The fantastic piece was stored with the singer’s touring collection and quickly forgotten in a mist of substance abuse. Cooper’s longtime manager, Shep Gordon, remembered from a conversation he’d had some years ago with an art dealer, Ruth Bloom, that when she told him how much Warhol’s works fetch today, a memory sparked. With the help of Cooper’s mother, Gordon set out to look for the screenprint. They found it rolled up in a tube inside a storage locker.
Cooper forgot he was even given a genuine Warhol piece, dubbed Little Electric Chair, in 1974. Since then, it was kept in a temperature-controlled tube in an L.A. storage facility, forgotten about until a few years ago, as Edward Helmore reported for The Guardian. Not long after receiving the gift, Cooper admitted himself into a psychiatric ward to receive treatment for his serious alcohol and substance dependence.
Allegedly, Cindy Lang paid $2,500 for the 1964-65 red silk screen, a piece from Warhol’s “Death and Disaster” series, when the pop-artist photographed an electric chair at Sing Sing Correctional Facility.
Warhol visited the death chamber at Sing Sing to take the famous photo that was then used for the series of different colored screenprints. The controversial subject caught his attention during the 1953 execution of Julius and Ethel Rosenberg. Julius and Rosenberg were sentenced to death for “conspiring with the Soviet Union” and leaking classified government secrets. Roger Kamholz of Sotheby’s says that the artist gained great inspiration from photographs of car crashes, suicides, and “even tainted cans of tuna fish.”
As the story goes, when Cooper moved to New York City with Cindy Lang, they quickly became friends with Warhol, first meeting him around 1972. Gordon told Edward Helmore about the fast times of the famous rock & roll friendships: “Andy was kind of a groupie, and so was Alice. They loved famous people. So they started a relationship, and they loved to hang out.”
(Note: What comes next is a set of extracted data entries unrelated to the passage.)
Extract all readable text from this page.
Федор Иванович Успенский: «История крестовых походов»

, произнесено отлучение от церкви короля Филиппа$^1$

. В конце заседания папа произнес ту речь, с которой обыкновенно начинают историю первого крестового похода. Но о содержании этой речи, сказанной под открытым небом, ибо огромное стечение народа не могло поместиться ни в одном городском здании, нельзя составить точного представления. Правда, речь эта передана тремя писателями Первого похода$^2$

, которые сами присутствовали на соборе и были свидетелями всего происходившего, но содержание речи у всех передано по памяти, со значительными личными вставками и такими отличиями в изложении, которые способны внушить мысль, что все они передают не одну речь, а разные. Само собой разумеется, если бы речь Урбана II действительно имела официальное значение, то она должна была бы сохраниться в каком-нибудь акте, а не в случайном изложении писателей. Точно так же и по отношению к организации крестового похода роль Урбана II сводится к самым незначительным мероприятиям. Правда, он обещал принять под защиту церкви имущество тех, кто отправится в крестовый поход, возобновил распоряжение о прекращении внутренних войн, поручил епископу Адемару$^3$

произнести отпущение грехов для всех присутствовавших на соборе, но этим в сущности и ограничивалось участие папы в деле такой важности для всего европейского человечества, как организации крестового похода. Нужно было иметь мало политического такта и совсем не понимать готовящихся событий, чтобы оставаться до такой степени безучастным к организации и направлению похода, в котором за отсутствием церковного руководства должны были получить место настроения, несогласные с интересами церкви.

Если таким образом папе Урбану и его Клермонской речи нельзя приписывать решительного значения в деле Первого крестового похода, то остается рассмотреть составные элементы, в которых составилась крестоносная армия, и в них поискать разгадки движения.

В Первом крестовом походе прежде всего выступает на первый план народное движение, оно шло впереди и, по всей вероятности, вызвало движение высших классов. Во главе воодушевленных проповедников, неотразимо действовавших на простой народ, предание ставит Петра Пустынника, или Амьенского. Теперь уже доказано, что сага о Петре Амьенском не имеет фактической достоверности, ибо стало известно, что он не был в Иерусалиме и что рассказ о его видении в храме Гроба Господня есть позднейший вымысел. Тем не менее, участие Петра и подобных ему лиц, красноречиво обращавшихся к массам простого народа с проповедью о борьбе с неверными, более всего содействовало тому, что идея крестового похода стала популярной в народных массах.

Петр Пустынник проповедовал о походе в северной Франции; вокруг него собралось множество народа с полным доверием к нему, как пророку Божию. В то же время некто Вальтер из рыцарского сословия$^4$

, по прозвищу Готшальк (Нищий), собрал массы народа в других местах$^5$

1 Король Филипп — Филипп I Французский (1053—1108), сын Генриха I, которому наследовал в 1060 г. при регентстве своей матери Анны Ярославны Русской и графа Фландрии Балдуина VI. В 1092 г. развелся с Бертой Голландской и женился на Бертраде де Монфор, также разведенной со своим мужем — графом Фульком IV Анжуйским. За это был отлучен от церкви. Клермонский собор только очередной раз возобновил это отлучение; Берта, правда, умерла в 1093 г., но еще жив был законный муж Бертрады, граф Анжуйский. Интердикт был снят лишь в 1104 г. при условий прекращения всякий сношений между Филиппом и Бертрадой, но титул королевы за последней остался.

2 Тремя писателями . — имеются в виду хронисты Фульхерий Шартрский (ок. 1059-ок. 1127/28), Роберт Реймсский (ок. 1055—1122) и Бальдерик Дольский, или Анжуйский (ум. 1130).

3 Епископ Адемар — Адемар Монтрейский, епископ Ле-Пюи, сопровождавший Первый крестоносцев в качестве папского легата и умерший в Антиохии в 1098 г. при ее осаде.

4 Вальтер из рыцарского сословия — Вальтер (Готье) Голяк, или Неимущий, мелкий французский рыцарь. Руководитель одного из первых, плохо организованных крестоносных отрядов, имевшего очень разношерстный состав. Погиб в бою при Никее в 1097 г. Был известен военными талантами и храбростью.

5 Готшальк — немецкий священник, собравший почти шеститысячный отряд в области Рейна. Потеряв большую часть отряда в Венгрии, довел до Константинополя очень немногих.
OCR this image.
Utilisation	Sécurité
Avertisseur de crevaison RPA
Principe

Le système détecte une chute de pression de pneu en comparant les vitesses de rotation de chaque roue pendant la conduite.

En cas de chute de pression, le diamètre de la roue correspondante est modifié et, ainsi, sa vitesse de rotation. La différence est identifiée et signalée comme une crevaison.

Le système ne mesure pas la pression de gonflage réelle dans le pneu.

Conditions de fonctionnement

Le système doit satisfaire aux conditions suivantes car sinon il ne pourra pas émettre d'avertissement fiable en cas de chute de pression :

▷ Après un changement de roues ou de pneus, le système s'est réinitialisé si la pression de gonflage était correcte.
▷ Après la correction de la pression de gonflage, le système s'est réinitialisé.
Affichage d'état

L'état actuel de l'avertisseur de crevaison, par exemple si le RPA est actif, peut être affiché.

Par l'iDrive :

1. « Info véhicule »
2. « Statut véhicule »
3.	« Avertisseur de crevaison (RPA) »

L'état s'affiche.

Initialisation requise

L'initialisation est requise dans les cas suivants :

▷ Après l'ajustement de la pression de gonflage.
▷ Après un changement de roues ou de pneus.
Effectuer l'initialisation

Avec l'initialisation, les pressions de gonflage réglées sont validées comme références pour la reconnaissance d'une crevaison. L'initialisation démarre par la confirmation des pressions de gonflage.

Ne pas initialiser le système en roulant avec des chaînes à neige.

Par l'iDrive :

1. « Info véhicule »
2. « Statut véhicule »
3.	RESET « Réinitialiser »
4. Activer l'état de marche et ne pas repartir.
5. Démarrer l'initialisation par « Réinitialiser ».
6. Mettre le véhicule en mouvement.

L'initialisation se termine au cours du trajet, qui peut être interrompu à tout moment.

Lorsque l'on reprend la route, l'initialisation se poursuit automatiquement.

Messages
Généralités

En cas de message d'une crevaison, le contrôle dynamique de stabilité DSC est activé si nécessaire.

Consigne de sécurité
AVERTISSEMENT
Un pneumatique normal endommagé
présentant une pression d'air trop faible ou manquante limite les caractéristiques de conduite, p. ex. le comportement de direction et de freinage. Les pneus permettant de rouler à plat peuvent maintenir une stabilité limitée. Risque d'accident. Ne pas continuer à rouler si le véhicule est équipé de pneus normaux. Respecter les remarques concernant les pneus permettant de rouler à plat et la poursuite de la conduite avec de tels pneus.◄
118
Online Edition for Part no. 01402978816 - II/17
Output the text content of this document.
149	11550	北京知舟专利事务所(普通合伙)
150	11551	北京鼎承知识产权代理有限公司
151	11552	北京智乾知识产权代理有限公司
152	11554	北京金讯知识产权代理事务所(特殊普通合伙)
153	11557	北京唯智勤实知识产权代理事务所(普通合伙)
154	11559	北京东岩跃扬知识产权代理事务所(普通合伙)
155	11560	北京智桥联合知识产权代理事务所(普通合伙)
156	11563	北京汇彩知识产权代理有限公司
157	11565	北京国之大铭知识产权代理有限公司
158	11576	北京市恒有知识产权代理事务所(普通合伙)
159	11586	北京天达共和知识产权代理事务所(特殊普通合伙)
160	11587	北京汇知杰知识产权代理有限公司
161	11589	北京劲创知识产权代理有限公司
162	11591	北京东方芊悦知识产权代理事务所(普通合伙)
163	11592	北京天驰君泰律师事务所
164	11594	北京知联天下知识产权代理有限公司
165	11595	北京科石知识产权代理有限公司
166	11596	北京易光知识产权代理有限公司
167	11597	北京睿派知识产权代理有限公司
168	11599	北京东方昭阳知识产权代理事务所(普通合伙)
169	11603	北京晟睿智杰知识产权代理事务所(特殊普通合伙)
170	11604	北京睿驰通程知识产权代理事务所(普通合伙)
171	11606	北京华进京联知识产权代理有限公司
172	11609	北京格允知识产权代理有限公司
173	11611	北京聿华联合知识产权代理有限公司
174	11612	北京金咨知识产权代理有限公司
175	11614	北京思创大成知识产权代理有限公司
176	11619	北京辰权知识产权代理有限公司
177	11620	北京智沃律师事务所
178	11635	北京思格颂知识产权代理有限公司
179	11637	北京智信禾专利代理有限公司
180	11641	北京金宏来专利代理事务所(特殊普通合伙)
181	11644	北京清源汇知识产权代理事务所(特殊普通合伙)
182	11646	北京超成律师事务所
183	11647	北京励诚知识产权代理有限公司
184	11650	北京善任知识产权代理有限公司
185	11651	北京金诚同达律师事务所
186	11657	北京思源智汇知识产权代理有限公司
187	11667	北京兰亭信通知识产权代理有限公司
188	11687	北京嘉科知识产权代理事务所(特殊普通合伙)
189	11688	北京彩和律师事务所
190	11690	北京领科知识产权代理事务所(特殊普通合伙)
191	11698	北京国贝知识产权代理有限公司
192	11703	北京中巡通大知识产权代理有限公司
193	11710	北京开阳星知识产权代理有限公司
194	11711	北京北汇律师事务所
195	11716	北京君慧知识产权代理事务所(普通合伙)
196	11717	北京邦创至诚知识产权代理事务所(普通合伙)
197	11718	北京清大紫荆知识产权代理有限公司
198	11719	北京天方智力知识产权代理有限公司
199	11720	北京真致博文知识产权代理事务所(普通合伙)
Since first rediscovering the exciting piece, Cooper has been consulting with various art dealers about the value of the Warhol piece. A different Little Electric Chair print was auctioned at Christie’s for a staggering $11.6 million in 2015, which was issued directly from the Andy Warhol Foundation.
The difference is that the print that Alice Cooper found is not from the foundation. Other prints like this one may catch a $10,000 price at auctions, a very low standard because the print is unsigned by Warhol.
Despite the print being unsigned, art dealer Richard Polsky reports to Artnet: “Everything checked out. Alice and Andy were good friends in the early 70s… Alice went to Studio 54 with Andy on many occasions.”
Other details about the $2,500 transaction are a bit hazy: “Alice says he remembers having a conversation with Warhol about the picture,” Shep Gordon reports. “He thinks the conversation was real, but he couldn’t put his hand on a Bible and say that it was.”
The man who wrote “School’s Out” doesn’t seem to mind at all. According to Gordon, Cooper just might hang the brilliant piece in his room, like a teenager would put a poster on his wall for all he cares. He is currently on his UK tour.
Amusingly, during his shock-rock era in the ’70s, the theatrical master would set up electric-chair props on the stage and would emulate an execution, much to the audience’s “shock.” The props were similar to the one featured on Warhol’s print.
Cindy Lang definitely guessed right when she chose the gift for the singer.